Aug 30, 2018 | 4:48 PM

 

LETHBRIDGE, AB — Harm reduction and supervised consumption sites are tools many agencies are focusing on to battle the opioid crisis.

The non-judgmental approach is aimed at keeping people who use drugs safe while reducing the number of overdoses and deaths.

Staff at the supervised consumption site in Lethbridge say they’re already celebrating a few small victories, having heard stories about staying sober and even finding work.

But the community response to the facility hasn’t been as bright.

“On the positive side, people are using the site and the number of clean needles being distributed has been reduced,” said Mayor Chris Spearman.

Thousands of people walk into the ARCHES facility on 1st Avenue South every month.

Many are battling drug addictions and come to the site to use in a safe environment.

It opened at the end of February and has faced harsh criticisms.

Complaints have been pouring in about public drug consumption and issues around public safety.

“It’s around neighbouring businesses and the increased foot traffic, the increased public use of drugs in and around the community, the drug trafficking that some people are calling us on, that they’re witnessing in and around, some increased homelessness,” said deputy chief Scott Woods with the Lethbridge Police Service.

They’re problems which were never the intent of the facility’s purpose.

“What the idea was, was to divert drug usage from the streets, from the community, into a supervised consumption site to save lives and ultimately to have less visible drug use in the community,” Spearman said, adding he believes the concept is working.

“Last year, we were getting complaints from some of our commercial areas, Lethbridge centre, people shooting up in the washrooms,” he said. “If you go to Casa, our community arts centre, people were going into the washrooms there and shooting up in there.”

Back in May, a 12-year-old boy was poked with a used needle outside of a preschool in Lethbridge. He now has to go for blood work every few weeks to test for HIV.

Spearman said despite this incident, he believes fewer needles are being found in the community, but does know that when a resident finds one in the community and posts about it on social media, the community erupts.

He said council understands the concerns and have been working hard to find a solution.

“We did put additional resources into community safety,” he said. “We trained our parks workers, we trained our school custodians.

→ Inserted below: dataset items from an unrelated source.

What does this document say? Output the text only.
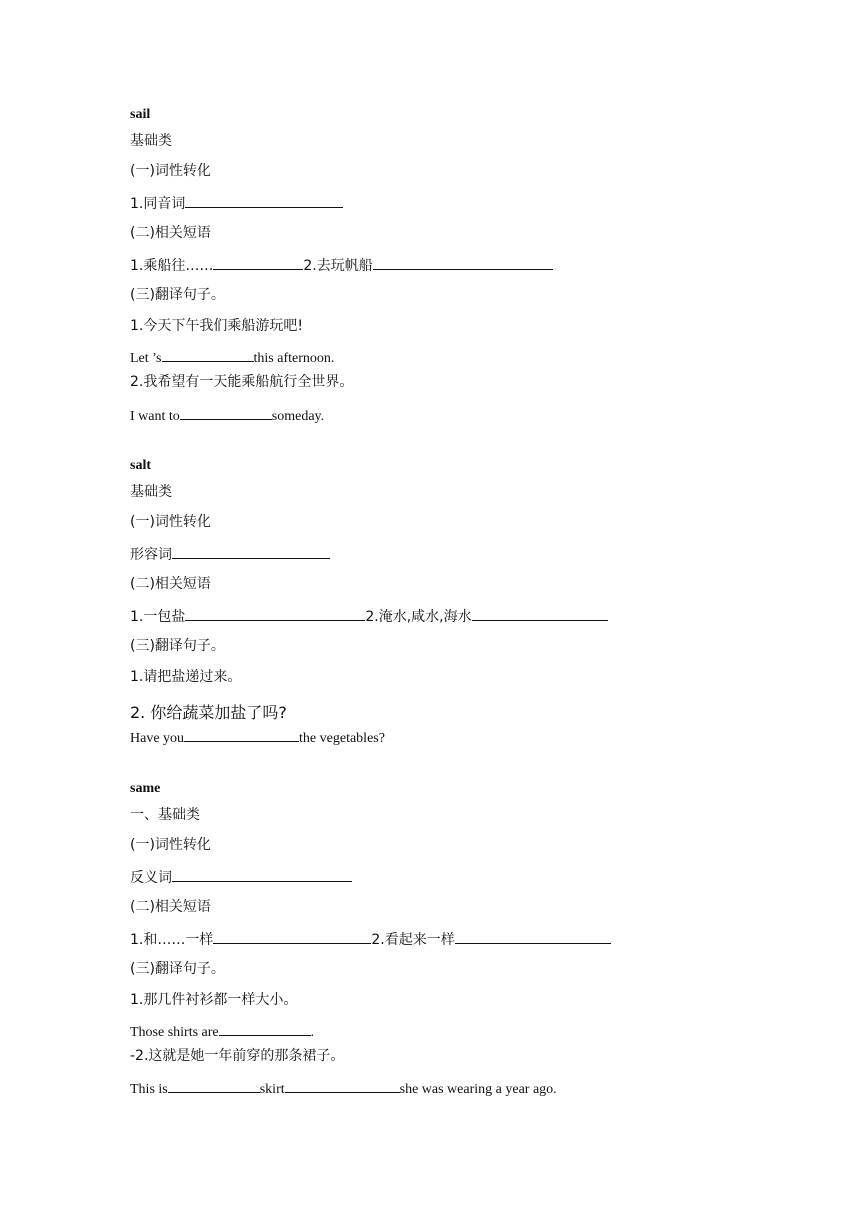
sail
基础类
(一)词性转化
1.同音词
(二)相关短语
1.乘船往……	2.去玩帆船
(三)翻译句子。
1.今天下午我们乘船游玩吧!
Let ’s	this afternoon.
2.我希望有一天能乘船航行全世界。
I want to	someday.
salt
基础类
(一)词性转化
形容词
(二)相关短语
1.一包盐	2.淹水,咸水,海水
(三)翻译句子。
1.请把盐递过来。
2. 你给蔬菜加盐了吗?
Have you	the vegetables?
same
一、基础类
(一)词性转化
反义词
(二)相关短语
1.和……一样	2.看起来一样
(三)翻译句子。
1.那几件衬衫都一样大小。
Those shirts are	.
-2.这就是她一年前穿的那条裙子。
This is	skirt	she was wearing a year ago.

We expanded our clean sweep team and the areas that they cover.”

Still, public safety remains a top priority for the police service.

“We come back to some of the concerns we’re getting in the communities as public drug use that continues outside the safe consumption site, public drug deals going down, exchange of drugs, etc., that people are seeing,” Woods said.

Spearman and his council are now turning their attention to focus on how they’ll move forward.

“If the system is working, then what you’d be doing is actually trying to provide skills to these people so they might integrate better into the community,” he said.

He has also been advocating and working with the province for other supports, like building a detox centre.

“We can’t prevent and manage individual users but you have to say ‘are we heading in the right direction’, ‘is the trend the right one’ and I believe it is,” he said.